As an exercise in learning Matplotlib and improving my math/coding I decided to try and plot a trigonometric function (x squared plus y squared equals one).

Trigonometric functions are also called "circular" functions but I am only producing half the circle.

#Attempt to plot equation x^2 + y^2 == 1

import numpy as np
import matplotlib.pyplot as plt
import math

x = np.linspace(-1, 1, 21)  #generate np.array of X values -1 to 1 in 0.1 increments
x_sq = [i**2 for i in x]

y = [math.sqrt(1-(math.pow(i, 2))) for i in x]   #calculate y for each value in x
y_sq = [i**2 for i in y]

#Print for debugging / sanity check
for i,j in zip(x_sq, y_sq):
    print('x: {:1.4f}    y: {:1.4f}         x^2: {:1.4f}    y^2: {:1.4f}         x^2 + Y^2 = {:1.4f}'.format(math.sqrt(i), math.sqrt(j), i, j, i+j))

#Format how the chart displays
plt.figure(figsize=(6, 4))
plt.axhline(y=0, color='y')
plt.axvline(x=0, color='y')
plt.grid()

plt.plot(x, y, 'rx')

plt.show()

I want to plot the full circle. My code only produces the positive y values and I want to plot the full circle.

Here is how the full plot should look. I used Wolfram Alpha to generate it.

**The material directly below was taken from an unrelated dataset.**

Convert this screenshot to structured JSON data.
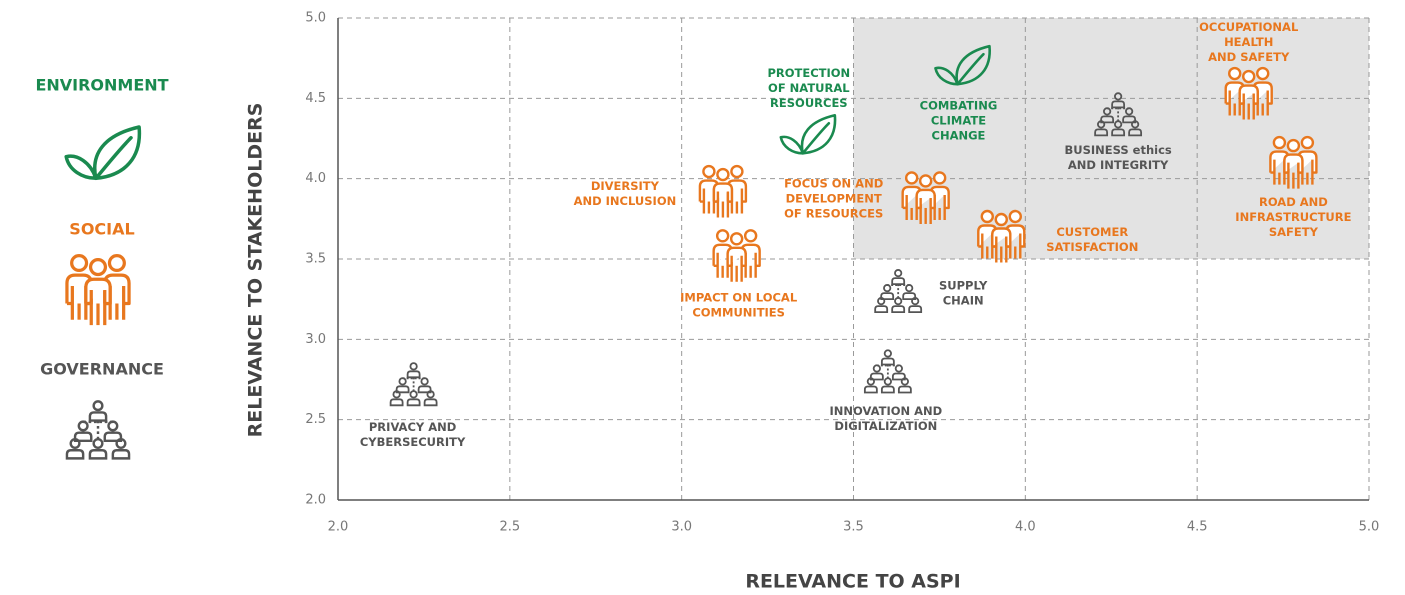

Ideally I don't want solutions where the lifting is done for me such as using matplotlib.pyplot.contour. As a learning exercise, I want to "see the working" so to speak. Namely I ideally want to generate all the values and plot them "manually".

The only method I can think of is to re-arrange the equation and generate a set of negative y values with calculated x values then plot them separately. I am sure there is a better way to achieve the outcome and I am sure one of the gurus on Stack Overflow will know what those options are.

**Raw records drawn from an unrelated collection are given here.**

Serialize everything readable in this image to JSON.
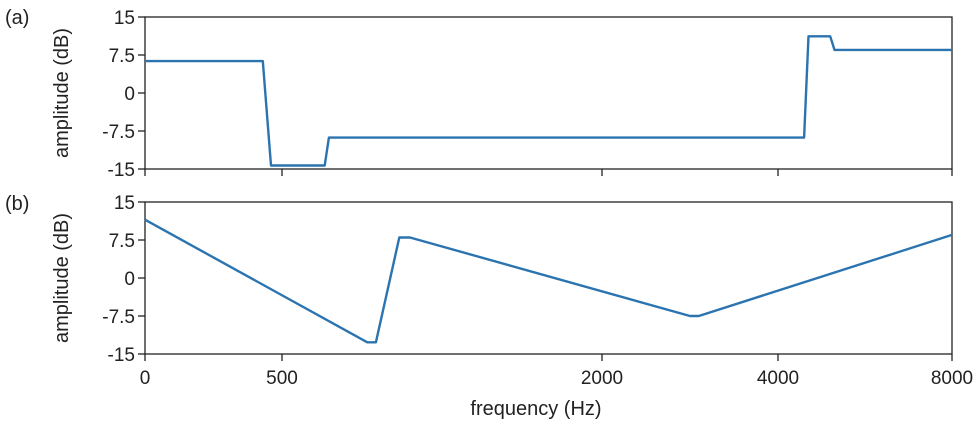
{
  "chart_data": [
    {
      "type": "line",
      "panel_label": "(a)",
      "xlabel": "",
      "ylabel": "amplitude (dB)",
      "ylim": [
        -15,
        15
      ],
      "yticks": [
        "15",
        "7.5",
        "0",
        "-7.5",
        "-15"
      ],
      "x_axis": "shared frequency axis (Hz), nonuniform scale",
      "grid": false,
      "color": "#2b74b0",
      "x": [
        0,
        430,
        460,
        700,
        720,
        4600,
        4700,
        5200,
        5300,
        8000
      ],
      "y": [
        6.3,
        6.3,
        -14.3,
        -14.3,
        -8.8,
        -8.8,
        11.2,
        11.2,
        8.5,
        8.5
      ]
    },
    {
      "type": "line",
      "panel_label": "(b)",
      "xlabel": "frequency (Hz)",
      "ylabel": "amplitude (dB)",
      "ylim": [
        -15,
        15
      ],
      "yticks": [
        "15",
        "7.5",
        "0",
        "-7.5",
        "-15"
      ],
      "xticks": [
        "0",
        "500",
        "2000",
        "4000",
        "8000"
      ],
      "grid": false,
      "color": "#2b74b0",
      "x": [
        0,
        900,
        940,
        1050,
        1100,
        3000,
        3100,
        8000
      ],
      "y": [
        11.5,
        -12.7,
        -12.7,
        8.0,
        8.0,
        -7.5,
        -7.5,
        8.5
      ]
    }
  ]
}
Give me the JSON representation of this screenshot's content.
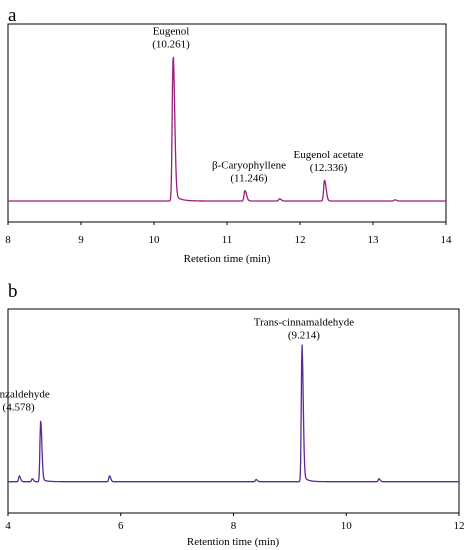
{
  "chart_data": [
    {
      "panel_letter": "a",
      "type": "line",
      "xlabel": "Retetion time (min)",
      "ylabel": "",
      "xlim": [
        8,
        14
      ],
      "xticks": [
        "8",
        "9",
        "10",
        "11",
        "12",
        "13",
        "14"
      ],
      "grid": false,
      "color": "#9a1f7a",
      "peaks": [
        {
          "name": "Eugenol",
          "rt_label": "(10.261)",
          "x": 10.261,
          "height": 0.95
        },
        {
          "name": "β-Caryophyllene",
          "rt_label": "(11.246)",
          "x": 11.246,
          "height": 0.07
        },
        {
          "name": "Eugenol acetate",
          "rt_label": "(12.336)",
          "x": 12.336,
          "height": 0.14
        }
      ],
      "minor_peaks": [
        {
          "x": 11.72,
          "height": 0.015
        },
        {
          "x": 13.3,
          "height": 0.008
        }
      ]
    },
    {
      "panel_letter": "b",
      "type": "line",
      "xlabel": "Retention time (min)",
      "ylabel": "",
      "xlim": [
        4,
        12
      ],
      "xticks": [
        "4",
        "6",
        "8",
        "10",
        "12"
      ],
      "grid": false,
      "color": "#5a2a9a",
      "peaks": [
        {
          "name": "Benzaldehyde",
          "rt_label": "(4.578)",
          "x": 4.578,
          "height": 0.41
        },
        {
          "name": "Trans-cinnamaldehyde",
          "rt_label": "(9.214)",
          "x": 9.214,
          "height": 0.9
        }
      ],
      "minor_peaks": [
        {
          "x": 4.2,
          "height": 0.04
        },
        {
          "x": 4.43,
          "height": 0.02
        },
        {
          "x": 5.8,
          "height": 0.04
        },
        {
          "x": 8.4,
          "height": 0.015
        },
        {
          "x": 10.58,
          "height": 0.02
        }
      ]
    }
  ]
}
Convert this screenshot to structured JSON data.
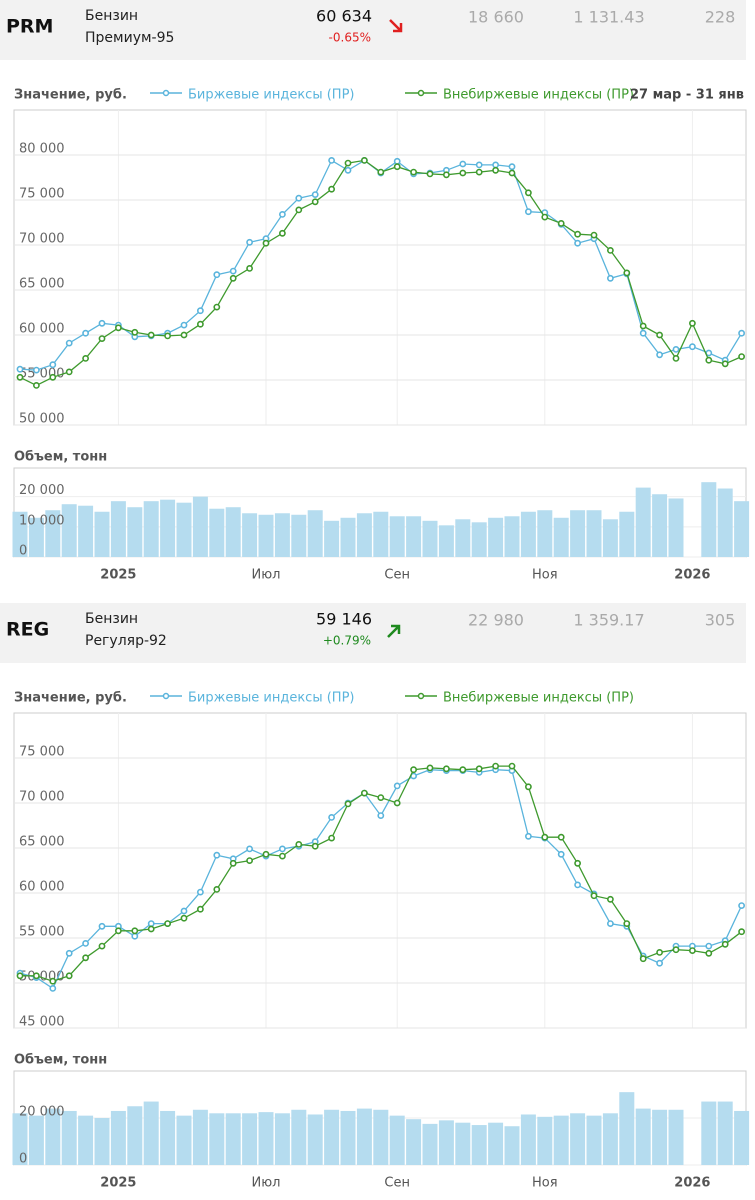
{
  "panels": [
    {
      "ticker": "PRM",
      "name_line1": "Бензин",
      "name_line2": "Премиум-95",
      "price": "60 634",
      "change": "-0.65%",
      "direction": "down",
      "stats": [
        "18 660",
        "1 131.43",
        "228"
      ]
    },
    {
      "ticker": "REG",
      "name_line1": "Бензин",
      "name_line2": "Регуляр-92",
      "price": "59 146",
      "change": "+0.79%",
      "direction": "up",
      "stats": [
        "22 980",
        "1 359.17",
        "305"
      ]
    }
  ],
  "chart_data": [
    {
      "type": "line",
      "y_label": "Значение, руб.",
      "date_range": "27 мар - 31 янв",
      "ylim": [
        50000,
        85000
      ],
      "yticks": [
        {
          "value": 50000,
          "label": "50 000"
        },
        {
          "value": 55000,
          "label": "55 000"
        },
        {
          "value": 60000,
          "label": "60 000"
        },
        {
          "value": 65000,
          "label": "65 000"
        },
        {
          "value": 70000,
          "label": "70 000"
        },
        {
          "value": 75000,
          "label": "75 000"
        },
        {
          "value": 80000,
          "label": "80 000"
        }
      ],
      "grid": true,
      "series": [
        {
          "name": "Биржевые индексы (ПР)",
          "color": "#5ab4dc",
          "values": [
            56200,
            56100,
            56700,
            59100,
            60200,
            61300,
            61100,
            59800,
            59900,
            60200,
            61100,
            62700,
            66700,
            67100,
            70300,
            70700,
            73400,
            75200,
            75600,
            79400,
            78300,
            79400,
            78000,
            79300,
            77900,
            78000,
            78300,
            79000,
            78900,
            78900,
            78700,
            73700,
            73600,
            72300,
            70200,
            70700,
            66300,
            66800,
            60200,
            57800,
            58400,
            58700,
            58000,
            57200,
            60200
          ]
        },
        {
          "name": "Внебиржевые индексы (ПР)",
          "color": "#3f9a2e",
          "values": [
            55300,
            54400,
            55300,
            55900,
            57400,
            59600,
            60800,
            60300,
            60000,
            59900,
            60000,
            61200,
            63100,
            66300,
            67400,
            70200,
            71300,
            73900,
            74800,
            76200,
            79100,
            79400,
            78100,
            78700,
            78100,
            77900,
            77800,
            78000,
            78100,
            78300,
            78000,
            75800,
            73100,
            72400,
            71200,
            71100,
            69400,
            66900,
            61000,
            60000,
            57400,
            61300,
            57200,
            56800,
            57600
          ]
        }
      ]
    },
    {
      "type": "bar",
      "y_label": "Объем, тонн",
      "color": "#b5dcef",
      "categories": [
        null,
        null,
        null,
        null,
        null,
        null,
        "2025",
        null,
        null,
        null,
        null,
        null,
        null,
        null,
        null,
        "Июл",
        null,
        null,
        null,
        null,
        null,
        null,
        null,
        "Сен",
        null,
        null,
        null,
        null,
        null,
        null,
        null,
        null,
        "Ноя",
        null,
        null,
        null,
        null,
        null,
        null,
        null,
        null,
        "2026",
        null,
        null,
        null
      ],
      "ylim": [
        0,
        29500
      ],
      "yticks": [
        0,
        {
          "value": 10000,
          "label": "10 000"
        },
        {
          "value": 20000,
          "label": "20 000"
        }
      ],
      "grid": true,
      "values": [
        15000,
        13000,
        15500,
        17500,
        17000,
        15000,
        18500,
        16500,
        18500,
        19000,
        18000,
        20000,
        16000,
        16500,
        14500,
        14000,
        14500,
        14000,
        15500,
        12000,
        13000,
        14500,
        15000,
        13500,
        13500,
        12000,
        10500,
        12500,
        11500,
        13000,
        13500,
        15000,
        15500,
        13000,
        15500,
        15500,
        12500,
        15000,
        23000,
        20800,
        19400,
        null,
        24800,
        22700,
        18500
      ]
    },
    {
      "type": "line",
      "y_label": "Значение, руб.",
      "ylim": [
        45000,
        80000
      ],
      "yticks": [
        {
          "value": 45000,
          "label": "45 000"
        },
        {
          "value": 50000,
          "label": "50 000"
        },
        {
          "value": 55000,
          "label": "55 000"
        },
        {
          "value": 60000,
          "label": "60 000"
        },
        {
          "value": 65000,
          "label": "65 000"
        },
        {
          "value": 70000,
          "label": "70 000"
        },
        {
          "value": 75000,
          "label": "75 000"
        }
      ],
      "grid": true,
      "series": [
        {
          "name": "Биржевые индексы (ПР)",
          "color": "#5ab4dc",
          "values": [
            51100,
            50600,
            49400,
            53300,
            54400,
            56300,
            56300,
            55200,
            56600,
            56600,
            58000,
            60100,
            64200,
            63800,
            64900,
            64100,
            64900,
            65200,
            65700,
            68400,
            70000,
            71100,
            68600,
            71900,
            73000,
            73700,
            73600,
            73600,
            73400,
            73700,
            73600,
            66300,
            66100,
            64300,
            60900,
            59900,
            56600,
            56300,
            53000,
            52200,
            54100,
            54100,
            54100,
            54700,
            58600
          ]
        },
        {
          "name": "Внебиржевые индексы (ПР)",
          "color": "#3f9a2e",
          "values": [
            50800,
            50800,
            50200,
            50800,
            52800,
            54100,
            55800,
            55800,
            56000,
            56600,
            57200,
            58200,
            60400,
            63300,
            63600,
            64300,
            64100,
            65400,
            65200,
            66100,
            69900,
            71100,
            70600,
            70000,
            73700,
            73900,
            73800,
            73700,
            73800,
            74100,
            74100,
            71800,
            66200,
            66200,
            63300,
            59700,
            59300,
            56600,
            52700,
            53400,
            53700,
            53600,
            53300,
            54300,
            55700
          ]
        }
      ]
    },
    {
      "type": "bar",
      "y_label": "Объем, тонн",
      "color": "#b5dcef",
      "categories": [
        null,
        null,
        null,
        null,
        null,
        null,
        "2025",
        null,
        null,
        null,
        null,
        null,
        null,
        null,
        null,
        "Июл",
        null,
        null,
        null,
        null,
        null,
        null,
        null,
        "Сен",
        null,
        null,
        null,
        null,
        null,
        null,
        null,
        null,
        "Ноя",
        null,
        null,
        null,
        null,
        null,
        null,
        null,
        null,
        "2026",
        null,
        null,
        null
      ],
      "ylim": [
        0,
        40000
      ],
      "yticks": [
        0,
        {
          "value": 20000,
          "label": "20 000"
        }
      ],
      "grid": true,
      "values": [
        22000,
        21000,
        24000,
        23000,
        21000,
        20000,
        23000,
        25000,
        27000,
        23000,
        21000,
        23500,
        22000,
        22000,
        22000,
        22500,
        22000,
        23500,
        21500,
        23500,
        23000,
        24000,
        23500,
        21000,
        19500,
        17500,
        19000,
        18000,
        17000,
        18000,
        16500,
        21500,
        20500,
        21000,
        22000,
        21000,
        22000,
        31000,
        24000,
        23500,
        23500,
        null,
        27000,
        27000,
        23000
      ]
    }
  ]
}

Any help will be gratefully received. :-)

Answer 1

The equation x**2 + y**2 = 1 describes a circle with radius 1 around the origin. But suppose you wouldn't know this already, you can still try to write this equation in polar coordinates,

x = r*cos(phi)
y = r*sin(phi)
(r*cos(phi))**2 + (r*sin(phi))**2 == 1
r**2*(cos(phi)**2 + sin(phi)**2) == 1

Due to the trigonometric identity cos(phi)**2 + sin(phi)**2 == 1 this reduces to

r**2 == 1

and since r should be real,

r == 1

(for any phi).

Plugging this into python:

import numpy as np
import matplotlib.pyplot as plt

phi = np.linspace(0, 2*np.pi, 200)
r = 1
x = r*np.cos(phi)
y = r*np.sin(phi)
plt.plot(x,y)
plt.axis("equal")
plt.show()

Answer 2

This happens because the square root returns only the positive value, so you need to take those values and turn them into negative values.

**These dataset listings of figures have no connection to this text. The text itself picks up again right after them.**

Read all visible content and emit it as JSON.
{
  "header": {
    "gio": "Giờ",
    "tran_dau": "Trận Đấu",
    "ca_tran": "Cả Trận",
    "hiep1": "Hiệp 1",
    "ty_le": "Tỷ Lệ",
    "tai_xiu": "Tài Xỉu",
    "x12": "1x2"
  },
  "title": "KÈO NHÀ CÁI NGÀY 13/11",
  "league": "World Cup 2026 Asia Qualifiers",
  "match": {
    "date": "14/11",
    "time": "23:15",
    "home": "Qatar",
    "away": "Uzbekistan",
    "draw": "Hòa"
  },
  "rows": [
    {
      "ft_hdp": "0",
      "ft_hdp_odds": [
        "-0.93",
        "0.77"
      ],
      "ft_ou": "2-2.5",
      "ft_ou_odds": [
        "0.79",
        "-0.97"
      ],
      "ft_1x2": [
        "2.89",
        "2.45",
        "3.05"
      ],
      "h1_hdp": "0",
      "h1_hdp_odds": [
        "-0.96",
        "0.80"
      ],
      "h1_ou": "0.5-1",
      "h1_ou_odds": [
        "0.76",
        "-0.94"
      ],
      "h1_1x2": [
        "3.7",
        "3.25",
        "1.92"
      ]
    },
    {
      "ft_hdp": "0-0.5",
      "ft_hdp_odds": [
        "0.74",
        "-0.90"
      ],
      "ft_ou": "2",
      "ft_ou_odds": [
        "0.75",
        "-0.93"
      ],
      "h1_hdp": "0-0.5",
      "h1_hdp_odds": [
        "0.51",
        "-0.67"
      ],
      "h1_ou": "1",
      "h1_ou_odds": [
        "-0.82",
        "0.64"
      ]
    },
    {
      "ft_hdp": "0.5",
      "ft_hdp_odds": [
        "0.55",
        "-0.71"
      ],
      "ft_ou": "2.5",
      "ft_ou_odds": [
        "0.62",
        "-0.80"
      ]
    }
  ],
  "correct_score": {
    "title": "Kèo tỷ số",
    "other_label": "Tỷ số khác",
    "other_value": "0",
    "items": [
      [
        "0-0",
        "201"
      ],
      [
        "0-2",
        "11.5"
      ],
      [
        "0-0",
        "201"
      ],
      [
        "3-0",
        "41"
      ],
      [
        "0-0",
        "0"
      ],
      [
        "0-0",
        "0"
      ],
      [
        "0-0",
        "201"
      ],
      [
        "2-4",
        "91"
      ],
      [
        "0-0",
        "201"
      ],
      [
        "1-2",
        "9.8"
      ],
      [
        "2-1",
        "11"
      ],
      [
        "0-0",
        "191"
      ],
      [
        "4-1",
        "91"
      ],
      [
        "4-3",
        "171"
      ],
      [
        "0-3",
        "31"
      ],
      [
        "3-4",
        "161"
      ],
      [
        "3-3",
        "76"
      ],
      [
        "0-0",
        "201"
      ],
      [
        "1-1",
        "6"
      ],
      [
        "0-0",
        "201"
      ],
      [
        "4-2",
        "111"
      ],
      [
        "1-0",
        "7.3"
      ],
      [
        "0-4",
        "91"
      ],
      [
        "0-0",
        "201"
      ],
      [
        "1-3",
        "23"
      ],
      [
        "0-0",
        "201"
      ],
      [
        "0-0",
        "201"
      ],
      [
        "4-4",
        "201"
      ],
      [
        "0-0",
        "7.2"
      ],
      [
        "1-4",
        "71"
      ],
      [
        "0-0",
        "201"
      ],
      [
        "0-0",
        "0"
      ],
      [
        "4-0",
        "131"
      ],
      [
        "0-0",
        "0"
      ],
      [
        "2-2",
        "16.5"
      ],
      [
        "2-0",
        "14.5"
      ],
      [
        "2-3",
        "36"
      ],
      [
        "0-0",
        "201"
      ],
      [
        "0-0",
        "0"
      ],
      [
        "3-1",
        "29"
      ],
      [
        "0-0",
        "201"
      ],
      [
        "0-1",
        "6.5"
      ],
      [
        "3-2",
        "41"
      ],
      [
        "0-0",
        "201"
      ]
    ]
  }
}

You can do something like this:

import numpy as np
import matplotlib.pyplot as plt

r = 1 # radius 
x = np.linspace(-r, r, 1000)
y = np.sqrt(r-x**2)

plt.figure(figsize=(5,5), dpi=100) # figsize=(n,n), n needs to be equal so the image doesn't flatten out
plt.grid(linestyle='-', linewidth=2)
plt.plot(x, y, color='g')
plt.plot(x, -y, color='r')
plt.legend(['Positive y', 'Negative y'], loc='lower right')
plt.axhline(y=0, color='b')
plt.axvline(x=0, color='b')
plt.show()

And that should return this: PLOT